The data types are given for the Fortran interface. A <datatype> placeholder, if present, is used for the C interface data types in the C interface section above. See C Interface Conventions for the C interface principal conventions and type definitions.

uplo	CHARACTER1. Must be 'U' or 'L'. Indicates how the input matrix `A` has been factored: If `uplo = 'U'`, the array `ap` stores the packed Bunch-Kaufman factorization `A = PUDU^HP^T`. If `uplo = 'L'`, the array `ap` stores the packed Bunch-Kaufman factorization `A = PLDL^H*P^T`.
n	INTEGER. The order of the matrix `A`; `n ≥ 0`.
ap, work	COMPLEX for chptri DOUBLE COMPLEX for zhptri. Arrays: `ap()` contains the factorization of the matrix `A`, as returned by ?hptrf. The dimension of `ap` must be at least `max(1,n(n+1)/2)`. `work()` is a workspace array. The dimension of `work` must be at least `max(1,n)`.
ipiv	INTEGER. Array, DIMENSION at least `max(1, n)`. The `ipiv` array, as returned by ?hptrf.

Output Parameters

Overwritten by the n-by-n matrix inv(A).

info

INTEGER.

If info = 0, the execution is successful.

If info = -i, the i-th parameter had an illegal value.

If info = i, the i-th diagonal element of D is zero, D is singular, and the inversion could not be completed.

Fortran 95 Interface Notes

Routines in Fortran 95 interface have fewer arguments in the calling sequence than their FORTRAN 77 counterparts.
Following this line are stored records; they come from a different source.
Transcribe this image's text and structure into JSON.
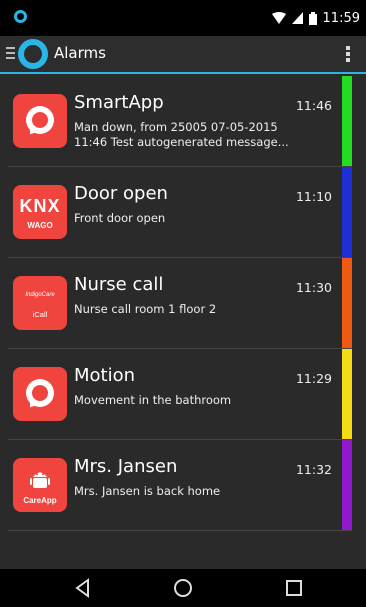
{
  "status_bar": {
    "time": "11:59"
  },
  "action_bar": {
    "title": "Alarms"
  },
  "alarms": [
    {
      "title": "SmartApp",
      "lines": [
        "Man down, from 25005 07-05-2015",
        "11:46 Test autogenerated message..."
      ],
      "time": "11:46",
      "color": "#22dd22",
      "icon": "smartapp-bubble-icon",
      "icon_text": []
    },
    {
      "title": "Door open",
      "lines": [
        "Front door open"
      ],
      "time": "11:10",
      "color": "#1e2fd6",
      "icon": "knx-wago-icon",
      "icon_text": [
        "KNX",
        "WAGO"
      ]
    },
    {
      "title": "Nurse call",
      "lines": [
        "Nurse call room 1 floor 2"
      ],
      "time": "11:30",
      "color": "#ee5a12",
      "icon": "indigocare-icall-icon",
      "icon_text": [
        "IndigoCare",
        "iCall"
      ]
    },
    {
      "title": "Motion",
      "lines": [
        "Movement in the bathroom"
      ],
      "time": "11:29",
      "color": "#f3dc13",
      "icon": "smartapp-bubble-icon",
      "icon_text": []
    },
    {
      "title": "Mrs. Jansen",
      "lines": [
        "Mrs. Jansen is back home"
      ],
      "time": "11:32",
      "color": "#9019cf",
      "icon": "careapp-android-icon",
      "icon_text": [
        "CareApp"
      ]
    }
  ]
}
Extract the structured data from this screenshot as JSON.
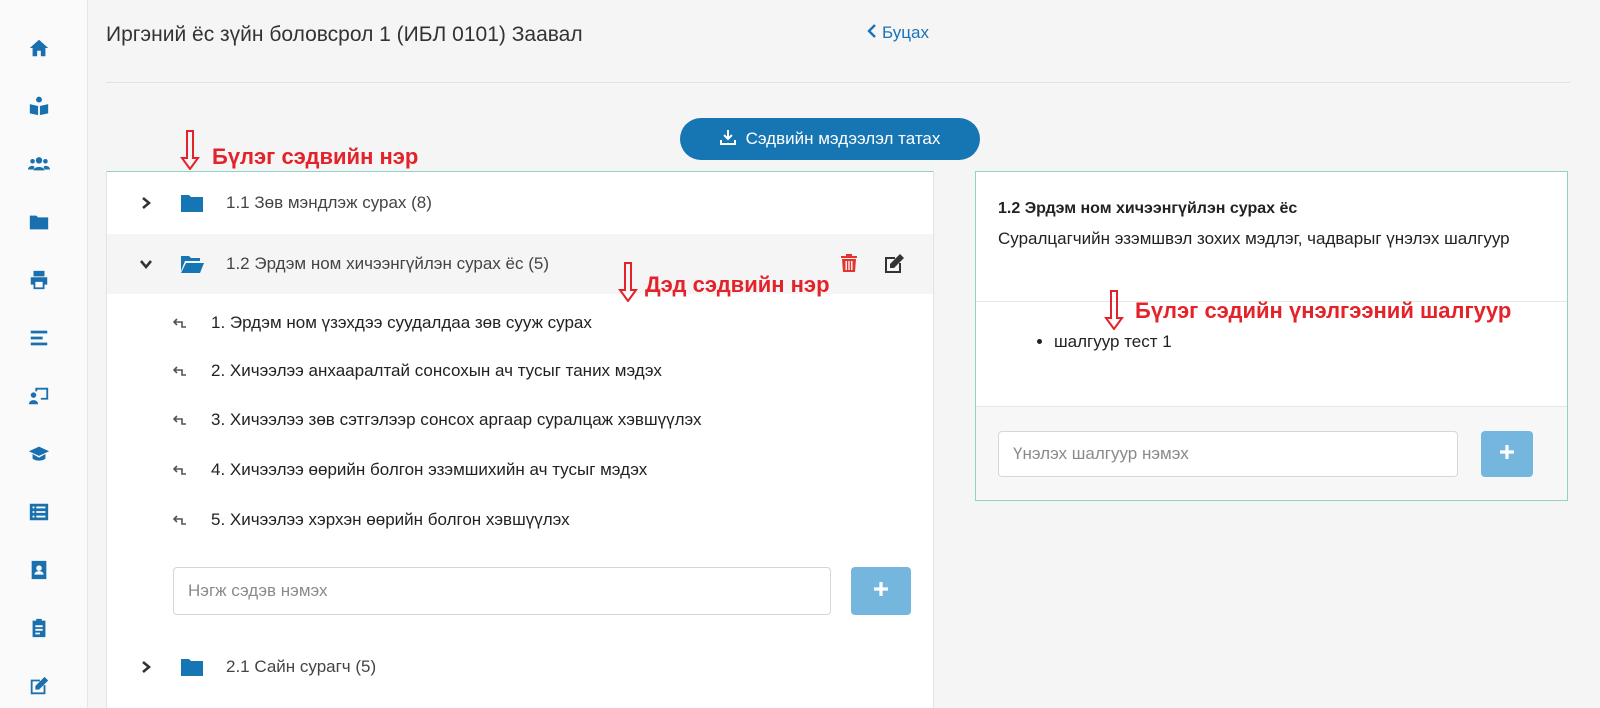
{
  "sidebar": {
    "icons": [
      {
        "name": "home-icon"
      },
      {
        "name": "book-reader-icon"
      },
      {
        "name": "users-icon"
      },
      {
        "name": "folder-icon"
      },
      {
        "name": "printer-icon"
      },
      {
        "name": "align-icon"
      },
      {
        "name": "chalkboard-teacher-icon"
      },
      {
        "name": "graduation-cap-icon"
      },
      {
        "name": "list-icon"
      },
      {
        "name": "address-book-icon"
      },
      {
        "name": "clipboard-icon"
      },
      {
        "name": "edit-icon"
      }
    ]
  },
  "header": {
    "title": "Иргэний ёс зүйн боловсрол 1 (ИБЛ 0101) Заавал",
    "back_label": "Буцах"
  },
  "download_label": "Сэдвийн мэдээлэл татах",
  "tree": {
    "folders": [
      {
        "label": "1.1 Зөв мэндлэж сурах (8)"
      },
      {
        "label": "1.2 Эрдэм ном хичээнгүйлэн сурах ёс (5)"
      },
      {
        "label": "2.1 Сайн сурагч (5)"
      }
    ],
    "topics": [
      "1. Эрдэм ном үзэхдээ суудалдаа зөв сууж сурах",
      "2. Хичээлээ анхааралтай сонсохын ач тусыг таних мэдэх",
      "3. Хичээлээ зөв сэтгэлээр сонсох аргаар суралцаж хэвшүүлэх",
      "4. Хичээлээ өөрийн болгон эзэмшихийн ач тусыг мэдэх",
      "5. Хичээлээ хэрхэн өөрийн болгон хэвшүүлэх"
    ],
    "topic_input_placeholder": "Нэгж сэдэв нэмэх"
  },
  "detail": {
    "title": "1.2 Эрдэм ном хичээнгүйлэн сурах ёс",
    "description": "Суралцагчийн эзэмшвэл зохих мэдлэг, чадварыг үнэлэх шалгуур",
    "criteria": [
      "шалгуур тест 1"
    ],
    "criteria_input_placeholder": "Үнэлэх шалгуур нэмэх"
  },
  "annotations": {
    "group_name": "Бүлэг сэдвийн нэр",
    "subtopic_name": "Дэд сэдвийн нэр",
    "group_criteria": "Бүлэг сэдийн үнэлгээний шалгуур"
  },
  "colors": {
    "primary": "#1675b3",
    "add_button": "#74b6dd",
    "danger": "#e3342f",
    "annotation": "#e3222a",
    "panel_border": "#8fd3c4"
  }
}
For general conventions applied to skip redundant or reconstructible arguments, see Fortran 95 Interface Conventions.

Specific details for the routine hptri interface are as follows:

ap	Holds the array `A` of size (`n*(n+1)/2`).
ipiv	Holds the vector of length `n`.
uplo	Must be 'U' or 'L'. The default value is 'U'.

Application Notes

The computed inverse X satisfies the following error bounds:

|D*U^H*P^T*X*P*U - I| ≤ c(n)ε(|D||U^H|P^T|X|P|U| + |D||D^-1|)

for uplo = 'U', and

|D*L^H*P^T*X*PL - I| ≤ c(n)ε(|D||L^H|P^T|X|P|L| + |D||D^-1|)

for uplo = 'L'. Here c(n) is a modest linear function of n, and ε is the machine precision; I denotes the identity matrix.

The total number of floating-point operations is approximately (2/3)n³ for real flavors and (8/3)n³ for complex flavors.

The real counterpart of this routine is ?sptri.